Bologna showed off the bike that would become the 2002 Ducati MH900e at the 1998 Intermot show, on the 20th anniversary of Mike Hailwood’s comeback win at the 1978 Isle of Man TT. In true Italian fashion, it took another two years before the bike was ready for orders, which opened online at 12:01 a.m. on Jan. 1, 2000. Sales were directly through Ducati at $15,000. The first model year’s worth sold out in 30 minutes.
2002 Ducati MH900e for sale on eBay
The production run carried on through the 2002 model year, with 2,000 bikes eventually making their way to Ducatisti. What they got was a hand-built chassis, including a trellis frame and single-sided trellis swingarm, hung around a 900cc air-cooled twin that pumped out around 75 horsepower. The engine was fairly standard fare, but the rest of the bike absolutely was not.
This one has been kept in a museum, and has never had gas put in it or a battery hooked up. It has been left as it was after it was uncrated and bolted together. It is a late-production example, number 1,880 out of the 2,000-bike total.
From the eBay listing:
You are purchasing a
2002 DUCATI MH900E MIKE HAILWOOD #1880 OF 2000 MV.
EXCELLENT CONDITION. HAS 0 MILES. THIS IS #1,880 OF 2,000 EVER MADE. THIS MOTORCYCLE HAS NEVER BEEN USED, BATTERY HAS NEVER BEEN SERVICED, FUEL TANK HAS NEVER BEEN FILLED. IT HAS BEEN DISPLAYED IN A LOCAL MUSEUM ALL THIS TIME. FROM THE M. VANN COLLECTION. HAS SOME VERY VERY MINOR SCRATCHES AND BLEMISHES CANT BE SEEN IN THE PHOTOS. COLLECTORS BIKE, BUY AS IS.
OTHER BIKES FROM M. VANN COLLECTION AVAILABLE CALL FOR DETAILS.
CLEAN TITLE. VIN# ZDM1LA4N72B001603
WE CAN HELP YOU ARRANGE FREIGHT TO ANY WHERE IN THE WORLD. (MUST ADHERE TO AND COMPLY WITH EBAY RULES)

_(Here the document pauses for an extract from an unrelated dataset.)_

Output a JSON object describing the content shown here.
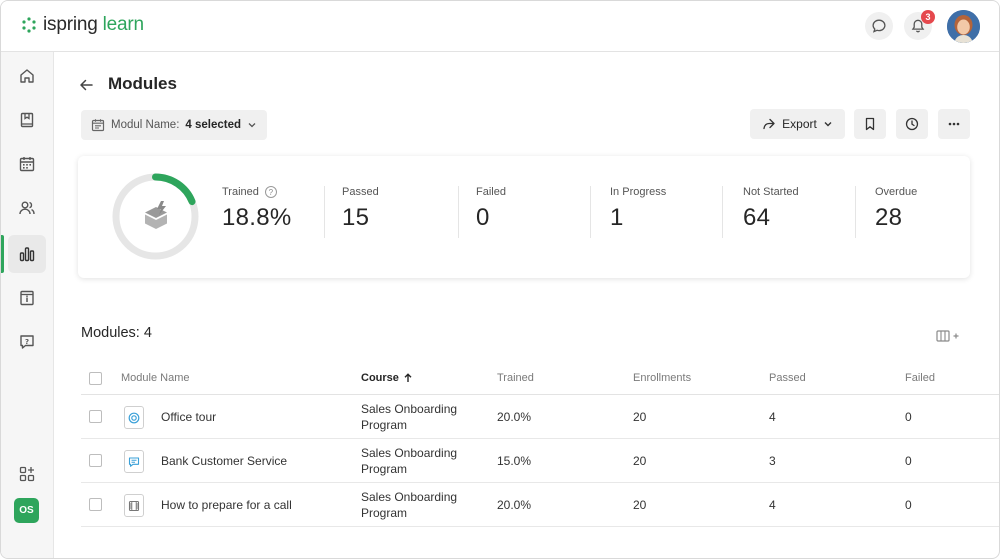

WE HAVE HUNDREDS OF SHIPPING CONTACTS, SHIPPING CRATES AND PACKAGING MATERIALS TO PROPERLY PACK YOUR MOTORCYCLE FOR SAFE DELIVERY
BIKE IS BEING SOLD WITH RESPONSIBILITY FOR CUSTOMER TO PICK-UP. BUT FOR EXTRA CHARGE WE CAN HELP YOU SHIP IT ANYWHERE.
WE DO HAVE CRATES IN STOCK, CALL US TO GET A QUOTE. WE SHIP ALL OVER THE WORLD.
BUY AS IS.
The asking price is as astonishing as the condition of the bike, and the seller clearly expects that its next steward will keep it in as-built, unridden condition. There is a solid argument for that, as you can pick up a very nice MH900e for less than half this ask if you are looking to ride and display.
Same sellers as the ridiculously priced (and rather dodgy looking) 916 SPS featured here a few weeks ago. Actually I noticed they just dropped the price on the 916 by a massive $10k – making it now only about $10-15k over-priced!
$40k for this bike is equally ridiculous IMO.
The one last week was 20K, I know as I tried to buy it but chickened out at 19K, I think it only had 500 miles or something and a truly nice guy to talk too. If I didn’t personally own (too many) bikes right now I would of jumped. $40K is a steep askI must say, maybe one day but not for a while. If it was in a crate with zero miles and that ONE BUYER….maybe then.
Meh, unless you run a museum what is the point if this bike? (or any other “new” zero mile bike) Robert If it was “found” or had some cool history it was be interesting but it was obvious purchased as a future collectible
There’s always sellers hitting a crackpipe somewhere. Bless their little hummingbird hearts! I guess it’s always worth a punt but in the world of the easily researched intertubes, it makes them seem a bit silly.